HBM Holdings Limited announced that based on the results of the Phase III clinical trial, which demonstrated that the efficacy in the primary and secondary endpoints of batoclimab (HBM9161), and given the safety profile was favorable and consistent with historical data, the Company has completed the communication with the Center for Drug Evaluation of the National Medical Products Administration of China (the "NMPA") for the biologics license application ("BLA") for batoclimab (HBM9161) for treatment of generalized myasthenia gravis. In accordance with the clinical trial protocol, the Group is currently in the extension period for the Phase III clinical trial for the collection of other long-term safety data. No additional patients have been enrolled during this extension period.
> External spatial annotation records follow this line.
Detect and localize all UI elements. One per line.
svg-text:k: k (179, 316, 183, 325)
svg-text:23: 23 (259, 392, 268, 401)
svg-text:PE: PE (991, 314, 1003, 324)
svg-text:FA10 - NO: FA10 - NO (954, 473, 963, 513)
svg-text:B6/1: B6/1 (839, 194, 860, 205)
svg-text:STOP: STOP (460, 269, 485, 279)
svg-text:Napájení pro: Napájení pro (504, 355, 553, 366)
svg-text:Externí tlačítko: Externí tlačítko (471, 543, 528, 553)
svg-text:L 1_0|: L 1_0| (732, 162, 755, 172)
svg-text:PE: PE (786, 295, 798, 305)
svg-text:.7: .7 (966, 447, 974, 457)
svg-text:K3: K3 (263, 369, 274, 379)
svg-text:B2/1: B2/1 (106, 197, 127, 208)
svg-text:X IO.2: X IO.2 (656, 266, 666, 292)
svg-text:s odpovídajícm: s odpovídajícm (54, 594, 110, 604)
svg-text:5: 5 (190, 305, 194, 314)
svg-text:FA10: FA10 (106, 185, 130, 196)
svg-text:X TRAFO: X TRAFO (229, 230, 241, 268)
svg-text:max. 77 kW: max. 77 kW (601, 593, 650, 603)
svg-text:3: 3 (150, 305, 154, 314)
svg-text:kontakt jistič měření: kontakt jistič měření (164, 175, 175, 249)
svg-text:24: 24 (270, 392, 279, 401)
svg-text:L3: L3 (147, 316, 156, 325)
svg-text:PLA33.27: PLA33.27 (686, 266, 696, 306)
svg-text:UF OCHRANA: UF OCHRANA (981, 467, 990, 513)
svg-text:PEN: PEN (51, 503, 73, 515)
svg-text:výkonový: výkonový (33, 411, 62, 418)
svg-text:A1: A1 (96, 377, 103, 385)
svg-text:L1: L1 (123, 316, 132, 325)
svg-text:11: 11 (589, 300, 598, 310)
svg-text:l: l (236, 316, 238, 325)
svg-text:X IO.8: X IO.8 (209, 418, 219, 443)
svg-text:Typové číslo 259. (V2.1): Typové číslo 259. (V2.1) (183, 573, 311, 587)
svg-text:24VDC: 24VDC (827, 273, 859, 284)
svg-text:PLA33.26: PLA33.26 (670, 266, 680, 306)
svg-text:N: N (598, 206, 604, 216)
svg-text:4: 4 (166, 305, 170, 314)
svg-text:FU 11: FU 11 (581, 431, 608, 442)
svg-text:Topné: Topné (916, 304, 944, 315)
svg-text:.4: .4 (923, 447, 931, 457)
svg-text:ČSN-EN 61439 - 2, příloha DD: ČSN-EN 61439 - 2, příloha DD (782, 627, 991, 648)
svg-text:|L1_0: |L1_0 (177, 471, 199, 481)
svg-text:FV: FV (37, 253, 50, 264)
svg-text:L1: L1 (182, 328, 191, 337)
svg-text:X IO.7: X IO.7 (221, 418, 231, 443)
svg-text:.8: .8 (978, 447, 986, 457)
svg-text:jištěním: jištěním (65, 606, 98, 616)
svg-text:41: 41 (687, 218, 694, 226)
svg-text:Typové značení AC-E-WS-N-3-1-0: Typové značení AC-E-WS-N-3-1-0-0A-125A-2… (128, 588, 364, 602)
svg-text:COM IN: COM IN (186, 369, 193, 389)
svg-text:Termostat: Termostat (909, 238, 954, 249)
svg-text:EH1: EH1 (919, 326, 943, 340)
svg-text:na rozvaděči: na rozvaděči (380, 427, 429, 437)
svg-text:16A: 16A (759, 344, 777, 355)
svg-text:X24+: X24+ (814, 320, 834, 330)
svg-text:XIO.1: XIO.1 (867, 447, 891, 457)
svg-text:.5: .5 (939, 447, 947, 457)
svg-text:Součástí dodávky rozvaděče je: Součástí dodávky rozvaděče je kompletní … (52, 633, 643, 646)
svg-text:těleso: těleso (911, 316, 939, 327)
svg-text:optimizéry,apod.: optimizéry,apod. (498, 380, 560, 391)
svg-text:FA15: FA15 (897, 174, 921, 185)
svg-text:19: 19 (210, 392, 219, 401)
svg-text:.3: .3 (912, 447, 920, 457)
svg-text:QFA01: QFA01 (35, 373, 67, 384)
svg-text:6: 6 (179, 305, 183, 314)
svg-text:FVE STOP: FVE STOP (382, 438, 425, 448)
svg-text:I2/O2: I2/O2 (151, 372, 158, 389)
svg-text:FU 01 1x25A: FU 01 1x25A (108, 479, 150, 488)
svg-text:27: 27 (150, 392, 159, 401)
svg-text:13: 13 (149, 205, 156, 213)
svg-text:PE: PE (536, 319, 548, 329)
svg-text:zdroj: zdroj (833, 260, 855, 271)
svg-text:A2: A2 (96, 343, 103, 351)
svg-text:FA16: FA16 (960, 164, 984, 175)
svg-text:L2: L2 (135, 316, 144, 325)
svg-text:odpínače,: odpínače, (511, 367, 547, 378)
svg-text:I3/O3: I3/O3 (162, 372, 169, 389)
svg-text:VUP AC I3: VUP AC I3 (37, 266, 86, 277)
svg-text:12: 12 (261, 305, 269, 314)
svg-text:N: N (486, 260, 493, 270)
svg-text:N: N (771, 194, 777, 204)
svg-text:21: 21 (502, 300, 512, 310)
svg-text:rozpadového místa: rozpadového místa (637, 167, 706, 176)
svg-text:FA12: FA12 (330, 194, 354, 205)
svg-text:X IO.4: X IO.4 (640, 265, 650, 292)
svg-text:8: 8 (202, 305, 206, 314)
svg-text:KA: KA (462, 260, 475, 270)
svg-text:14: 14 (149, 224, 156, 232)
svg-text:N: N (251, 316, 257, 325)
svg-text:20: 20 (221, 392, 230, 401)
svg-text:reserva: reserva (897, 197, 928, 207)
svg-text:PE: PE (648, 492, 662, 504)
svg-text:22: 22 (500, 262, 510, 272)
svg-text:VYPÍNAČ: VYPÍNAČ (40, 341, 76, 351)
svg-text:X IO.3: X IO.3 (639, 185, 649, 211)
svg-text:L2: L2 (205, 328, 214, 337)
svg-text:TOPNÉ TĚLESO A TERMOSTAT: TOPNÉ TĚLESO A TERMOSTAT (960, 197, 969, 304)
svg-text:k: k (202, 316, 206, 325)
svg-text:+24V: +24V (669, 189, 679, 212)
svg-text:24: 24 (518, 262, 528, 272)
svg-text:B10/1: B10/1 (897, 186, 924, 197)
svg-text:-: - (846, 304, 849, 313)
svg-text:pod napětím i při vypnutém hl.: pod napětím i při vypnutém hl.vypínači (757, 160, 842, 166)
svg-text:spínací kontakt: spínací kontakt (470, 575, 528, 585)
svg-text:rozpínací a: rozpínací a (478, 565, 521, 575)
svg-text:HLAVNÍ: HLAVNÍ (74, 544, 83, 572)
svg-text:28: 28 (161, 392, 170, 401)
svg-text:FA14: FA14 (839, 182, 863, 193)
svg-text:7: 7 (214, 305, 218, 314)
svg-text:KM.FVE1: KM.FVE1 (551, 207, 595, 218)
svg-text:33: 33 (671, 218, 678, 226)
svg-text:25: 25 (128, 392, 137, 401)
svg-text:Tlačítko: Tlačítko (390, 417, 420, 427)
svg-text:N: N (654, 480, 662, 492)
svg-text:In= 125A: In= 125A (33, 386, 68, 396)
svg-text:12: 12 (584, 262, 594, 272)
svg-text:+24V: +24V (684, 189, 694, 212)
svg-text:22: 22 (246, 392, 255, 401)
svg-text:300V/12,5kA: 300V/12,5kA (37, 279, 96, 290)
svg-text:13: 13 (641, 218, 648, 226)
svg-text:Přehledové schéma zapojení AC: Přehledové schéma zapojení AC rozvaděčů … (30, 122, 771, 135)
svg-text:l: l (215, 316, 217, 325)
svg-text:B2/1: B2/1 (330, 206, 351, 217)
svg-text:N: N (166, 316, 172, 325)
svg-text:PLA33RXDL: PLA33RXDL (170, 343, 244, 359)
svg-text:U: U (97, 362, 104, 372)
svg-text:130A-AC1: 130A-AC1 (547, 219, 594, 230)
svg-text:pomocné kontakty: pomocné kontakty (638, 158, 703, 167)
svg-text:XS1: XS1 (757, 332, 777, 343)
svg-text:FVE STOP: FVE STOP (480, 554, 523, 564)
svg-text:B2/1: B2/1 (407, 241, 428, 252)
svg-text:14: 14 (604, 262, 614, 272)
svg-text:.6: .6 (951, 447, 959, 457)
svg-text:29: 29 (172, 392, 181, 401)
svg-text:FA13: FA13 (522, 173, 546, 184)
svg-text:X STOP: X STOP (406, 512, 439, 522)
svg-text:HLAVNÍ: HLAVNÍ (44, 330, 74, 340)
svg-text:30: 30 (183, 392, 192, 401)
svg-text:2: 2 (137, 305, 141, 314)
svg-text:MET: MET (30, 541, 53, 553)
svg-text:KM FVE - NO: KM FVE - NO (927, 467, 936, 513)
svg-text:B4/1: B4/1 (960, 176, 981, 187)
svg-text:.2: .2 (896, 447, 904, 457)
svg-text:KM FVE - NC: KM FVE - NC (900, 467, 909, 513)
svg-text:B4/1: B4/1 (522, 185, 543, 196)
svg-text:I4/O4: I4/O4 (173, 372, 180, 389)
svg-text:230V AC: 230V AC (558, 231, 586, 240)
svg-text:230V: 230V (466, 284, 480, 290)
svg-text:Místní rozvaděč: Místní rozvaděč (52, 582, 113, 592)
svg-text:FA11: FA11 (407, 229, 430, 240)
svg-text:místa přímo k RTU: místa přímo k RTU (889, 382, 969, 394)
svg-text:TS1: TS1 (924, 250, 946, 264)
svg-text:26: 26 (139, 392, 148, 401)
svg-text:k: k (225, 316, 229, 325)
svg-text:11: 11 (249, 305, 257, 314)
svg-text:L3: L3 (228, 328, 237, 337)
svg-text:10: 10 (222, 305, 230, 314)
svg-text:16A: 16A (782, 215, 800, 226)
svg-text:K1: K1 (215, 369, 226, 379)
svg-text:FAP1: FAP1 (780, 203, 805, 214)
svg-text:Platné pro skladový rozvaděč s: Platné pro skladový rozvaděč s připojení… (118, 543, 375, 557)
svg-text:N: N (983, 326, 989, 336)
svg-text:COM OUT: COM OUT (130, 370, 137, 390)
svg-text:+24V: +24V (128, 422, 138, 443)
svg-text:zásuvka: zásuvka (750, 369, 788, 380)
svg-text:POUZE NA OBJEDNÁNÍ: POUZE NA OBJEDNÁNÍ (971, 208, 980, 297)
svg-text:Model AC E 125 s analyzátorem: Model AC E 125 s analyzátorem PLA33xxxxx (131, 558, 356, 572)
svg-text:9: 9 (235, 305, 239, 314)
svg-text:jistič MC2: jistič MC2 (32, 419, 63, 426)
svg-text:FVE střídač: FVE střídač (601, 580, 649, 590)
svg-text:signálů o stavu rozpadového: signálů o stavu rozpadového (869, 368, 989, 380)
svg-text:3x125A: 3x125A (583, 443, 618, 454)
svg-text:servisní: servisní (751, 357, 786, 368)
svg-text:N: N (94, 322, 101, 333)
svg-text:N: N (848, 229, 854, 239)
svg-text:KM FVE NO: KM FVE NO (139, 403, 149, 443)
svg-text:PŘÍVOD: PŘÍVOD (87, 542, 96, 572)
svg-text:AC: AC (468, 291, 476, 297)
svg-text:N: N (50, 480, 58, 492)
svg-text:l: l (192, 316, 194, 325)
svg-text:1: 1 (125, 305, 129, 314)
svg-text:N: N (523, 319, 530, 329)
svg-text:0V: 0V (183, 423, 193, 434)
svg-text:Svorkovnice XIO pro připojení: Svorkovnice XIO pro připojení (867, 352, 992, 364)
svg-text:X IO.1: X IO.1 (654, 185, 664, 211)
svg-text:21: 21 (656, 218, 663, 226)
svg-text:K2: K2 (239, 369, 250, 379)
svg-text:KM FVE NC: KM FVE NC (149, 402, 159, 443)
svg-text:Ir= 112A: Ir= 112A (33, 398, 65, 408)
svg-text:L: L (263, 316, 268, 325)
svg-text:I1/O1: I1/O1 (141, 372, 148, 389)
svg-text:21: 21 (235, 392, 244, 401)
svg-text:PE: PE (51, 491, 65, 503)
As a result, the Company voluntarily plans to include additional long-term safety data and re-submit the BLA for batoclimab (HBM9161). The Company has been actively communicating with the NMPA regarding the BLA for batoclimab (HBM9161), and subsequent submission-related interactions and processes are currently ongoing. The Company expects to re-submit the BLA for batoclimab (HBM9161) to the NMPA in the first half of 2024.

Batoclimab is designed as a fully human monoclonal antibody that selectively binds to and inhibits the neonatal FcRn. FcRn plays a pivotal role in preventing the degradation of IgG antibodies. High levels of pathogenic IgG antibodies drive many autoimmune diseases.

As the most clinically advanced FcRn inhibitor being developed in Greater China, batoclimab has the potential to be a breakthrough treatment for a wide spectrum of autoimmune diseases in Greater China.